Blueprint for Tax Reform
North Carolina's legislators struggled to pass a balanced budget for the current fiscal year because the state remains trapped in a "trilemma." Because the state's revenue system no longer generates enough resources to fund basic services, legislators must struggle each year to addresses three seemingly incompatible goals -- crafting a balanced budget for the current year, addressing long-term structural reforms and encouraging economic growth.
This analysis comes from a recent report on North Carolina's revenue system conducted for the Z. Smith Reynolds Foundation by CFED, a national policy organization with a Southern office in Durham, N.C. While this report is focused on North Carolina, it contains valuable lessons for every Southern state grappling with chronic fiscal problems.

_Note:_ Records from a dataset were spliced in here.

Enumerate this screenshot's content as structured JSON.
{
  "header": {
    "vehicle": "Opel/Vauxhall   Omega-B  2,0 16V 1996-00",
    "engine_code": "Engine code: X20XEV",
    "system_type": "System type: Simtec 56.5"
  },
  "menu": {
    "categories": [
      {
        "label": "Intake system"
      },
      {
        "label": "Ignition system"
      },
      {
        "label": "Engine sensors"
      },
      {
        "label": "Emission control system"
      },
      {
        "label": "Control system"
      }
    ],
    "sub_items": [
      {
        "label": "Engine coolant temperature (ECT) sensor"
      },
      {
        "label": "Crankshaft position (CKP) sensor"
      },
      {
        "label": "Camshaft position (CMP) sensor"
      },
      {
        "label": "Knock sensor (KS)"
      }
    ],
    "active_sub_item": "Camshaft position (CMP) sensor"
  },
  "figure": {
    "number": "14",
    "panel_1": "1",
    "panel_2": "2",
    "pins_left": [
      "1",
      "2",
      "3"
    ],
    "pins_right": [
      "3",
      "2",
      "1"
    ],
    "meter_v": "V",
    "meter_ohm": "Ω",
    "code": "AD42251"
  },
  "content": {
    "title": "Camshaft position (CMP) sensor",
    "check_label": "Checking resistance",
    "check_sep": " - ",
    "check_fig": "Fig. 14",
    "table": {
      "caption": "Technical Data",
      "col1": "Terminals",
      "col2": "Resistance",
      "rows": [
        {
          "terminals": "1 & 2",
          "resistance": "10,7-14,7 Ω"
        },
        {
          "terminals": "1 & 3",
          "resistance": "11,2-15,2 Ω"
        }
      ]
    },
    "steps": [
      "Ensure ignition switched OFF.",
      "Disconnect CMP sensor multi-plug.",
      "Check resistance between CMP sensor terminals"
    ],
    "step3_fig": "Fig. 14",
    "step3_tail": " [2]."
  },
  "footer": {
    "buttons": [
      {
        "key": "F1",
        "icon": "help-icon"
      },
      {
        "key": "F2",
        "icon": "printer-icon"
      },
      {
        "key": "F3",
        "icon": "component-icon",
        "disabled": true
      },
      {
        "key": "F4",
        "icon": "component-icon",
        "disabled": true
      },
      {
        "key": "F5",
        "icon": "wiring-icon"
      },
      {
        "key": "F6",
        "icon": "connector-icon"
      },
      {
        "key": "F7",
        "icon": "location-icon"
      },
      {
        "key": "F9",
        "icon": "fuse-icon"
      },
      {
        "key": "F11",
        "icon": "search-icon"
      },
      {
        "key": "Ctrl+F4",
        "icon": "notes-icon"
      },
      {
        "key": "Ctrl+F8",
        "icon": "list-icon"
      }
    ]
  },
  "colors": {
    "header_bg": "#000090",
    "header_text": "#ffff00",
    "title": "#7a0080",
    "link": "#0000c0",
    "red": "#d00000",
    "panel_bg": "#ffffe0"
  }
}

CFED argues that comprehensive tax reform based on the principles of stability, fairness and competitiveness is the only path out of the trilemma. To that end, the report details 12 recommendations that, if adopted, would promote the growth of "a fairly balanced, broad-based revenue base that can be used to provide high quality infrastructure, skilled workforce, and attractive communities." The result: better functioning government and a more economically competitive state. As the report's author observes:
"Stable and attractive conditions for business development and profitability depend to a significant extent on adequate but not excessive, efficiently administered, and equitable tax policies just as a sound business climate depends on the quality of public services.
"This is also why development-enhancing tax reform is inseparable from the 'reinvent government' agenda. We must always try to get more bang for the fiscal buck by investing scarce tax resources in the highest priority and highest yielding public investments and making government service delivery more efficient, effective, customer-friendly, and accountable. Efforts to create a high-quality revenue system and good government go hand-in-hand."